= George Dews =

English cricketer and footballer

George Dews (5 June 1921 – 29 January 2003) was an English first-class cricketer and footballer. As a cricketer, he was a right-handed batsman who played for Worcestershire between 1946 and 1961. He was also an excellent fielder: his 353 catches for the county were a record at the time. As a footballer, he made nearly 300 Football League appearances for Middlesbrough, Plymouth Argyle and Walsall, scoring 85 goals.

Born in Ossett, Yorkshire, Dews was unable to play for his native county and so travelled south. He made his Worcestershire debut on 29 May 1946 against Lancashire, but was out for a king pair, being dismissed in each innings by slow left-armer Eric Price. He was also out for a duck in his third innings, against Warwickshire, and despite a long run in the team in 1948, it was not until 1950 that he really came good.

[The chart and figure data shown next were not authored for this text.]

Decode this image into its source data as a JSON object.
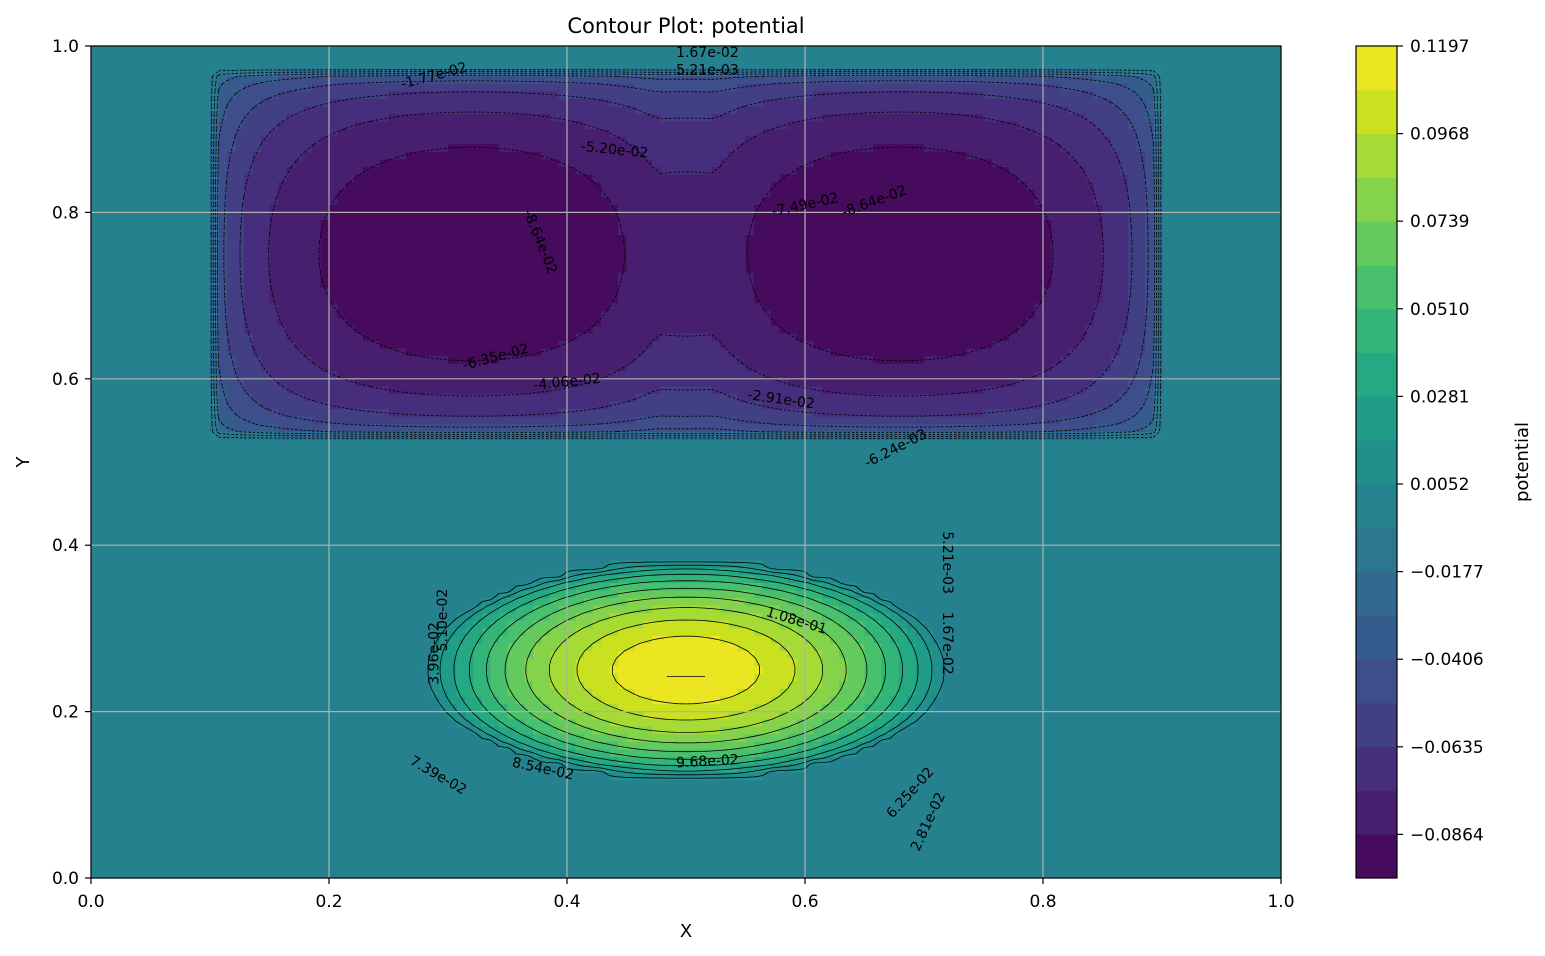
{
  "chart_data": {
    "type": "contour",
    "title": "Contour Plot: potential",
    "xlabel": "X",
    "ylabel": "Y",
    "xlim": [
      0.0,
      1.0
    ],
    "ylim": [
      0.0,
      1.0
    ],
    "x_ticks": [
      "0.0",
      "0.2",
      "0.4",
      "0.6",
      "0.8",
      "1.0"
    ],
    "y_ticks": [
      "0.0",
      "0.2",
      "0.4",
      "0.6",
      "0.8",
      "1.0"
    ],
    "grid": true,
    "colormap": "viridis",
    "colorbar": {
      "label": "potential",
      "range": [
        -0.0978,
        0.1197
      ],
      "ticks": [
        "0.1197",
        "0.0968",
        "0.0739",
        "0.0510",
        "0.0281",
        "0.0052",
        "−0.0177",
        "−0.0406",
        "−0.0635",
        "−0.0864"
      ],
      "tick_values": [
        0.1197,
        0.0968,
        0.0739,
        0.051,
        0.0281,
        0.0052,
        -0.0177,
        -0.0406,
        -0.0635,
        -0.0864
      ]
    },
    "features": [
      {
        "kind": "maximum",
        "center": [
          0.5,
          0.25
        ],
        "value": 0.1197
      },
      {
        "kind": "minimum",
        "center": [
          0.32,
          0.75
        ],
        "value": -0.0978
      },
      {
        "kind": "minimum",
        "center": [
          0.68,
          0.75
        ],
        "value": -0.0978
      }
    ],
    "contour_labels": [
      {
        "text": "1.67e-02",
        "x": 0.518,
        "y": 0.993,
        "rot": 0
      },
      {
        "text": "5.21e-03",
        "x": 0.518,
        "y": 0.972,
        "rot": 0
      },
      {
        "text": "-1.77e-02",
        "x": 0.288,
        "y": 0.965,
        "rot": -15
      },
      {
        "text": "-5.20e-02",
        "x": 0.44,
        "y": 0.876,
        "rot": 6
      },
      {
        "text": "-7.49e-02",
        "x": 0.6,
        "y": 0.81,
        "rot": -12
      },
      {
        "text": "-8.64e-02",
        "x": 0.658,
        "y": 0.814,
        "rot": -20
      },
      {
        "text": "-8.64e-02",
        "x": 0.378,
        "y": 0.765,
        "rot": 68
      },
      {
        "text": "-6.35e-02",
        "x": 0.34,
        "y": 0.627,
        "rot": -15
      },
      {
        "text": "-4.06e-02",
        "x": 0.4,
        "y": 0.597,
        "rot": -6
      },
      {
        "text": "-2.91e-02",
        "x": 0.58,
        "y": 0.576,
        "rot": 8
      },
      {
        "text": "-6.24e-03",
        "x": 0.676,
        "y": 0.517,
        "rot": -27
      },
      {
        "text": "5.21e-03",
        "x": 0.72,
        "y": 0.379,
        "rot": 90
      },
      {
        "text": "1.67e-02",
        "x": 0.72,
        "y": 0.282,
        "rot": 90
      },
      {
        "text": "1.08e-01",
        "x": 0.593,
        "y": 0.31,
        "rot": 17
      },
      {
        "text": "3.96e-02",
        "x": 0.288,
        "y": 0.27,
        "rot": -90
      },
      {
        "text": "5.10e-02",
        "x": 0.295,
        "y": 0.31,
        "rot": -90
      },
      {
        "text": "9.68e-02",
        "x": 0.518,
        "y": 0.141,
        "rot": -3
      },
      {
        "text": "8.54e-02",
        "x": 0.38,
        "y": 0.132,
        "rot": 12
      },
      {
        "text": "7.39e-02",
        "x": 0.292,
        "y": 0.124,
        "rot": 30
      },
      {
        "text": "6.25e-02",
        "x": 0.688,
        "y": 0.103,
        "rot": -48
      },
      {
        "text": "2.81e-02",
        "x": 0.703,
        "y": 0.068,
        "rot": -65
      }
    ]
  }
}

That year he broke the 1,000-run barrier for the first time, a feat he would repeat in all but one year (1952) for the rest of his first-class career. His 1,170 runs came at 29.25, and included his maiden century: 101 not out against Hampshire. 1950 also saw Dews receive his county cap. The following summer, he was part of an astonishing run-chase against Nottinghamshire, when Worcestershire successfully chased a target of 131 in forty minutes.

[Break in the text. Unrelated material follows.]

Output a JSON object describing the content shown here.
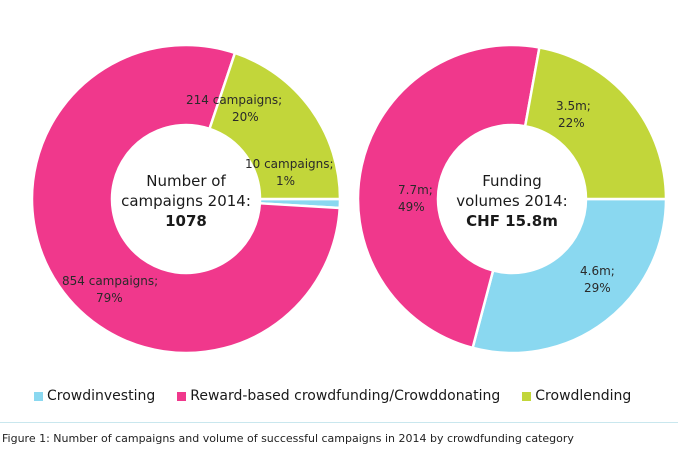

Dews maintained his consistent form into his late thirties: indeed, his most successful year was 1959, when he managed 1,752 runs at 41.71 in all first-class cricket, and was second only to Martin Horton in the Worcestershire batting averages. He was never picked for England, but did appear for Marylebone Cricket Club (MCC) in 1954, and for North of England four years later. He was granted a benefit season in 1960, and his final first-class game in September 1961 was for Worcestershire against Sussex; he made 26 and 34.

His bowling was of the strictly occasional variety, but he did claim two first-class wickets, both in 1954, including that of Derbyshire captain Guy Willatt.

After retirement Dews went into business and played golf to a good standard. He died at the age of 81 in Dudley, West Midlands.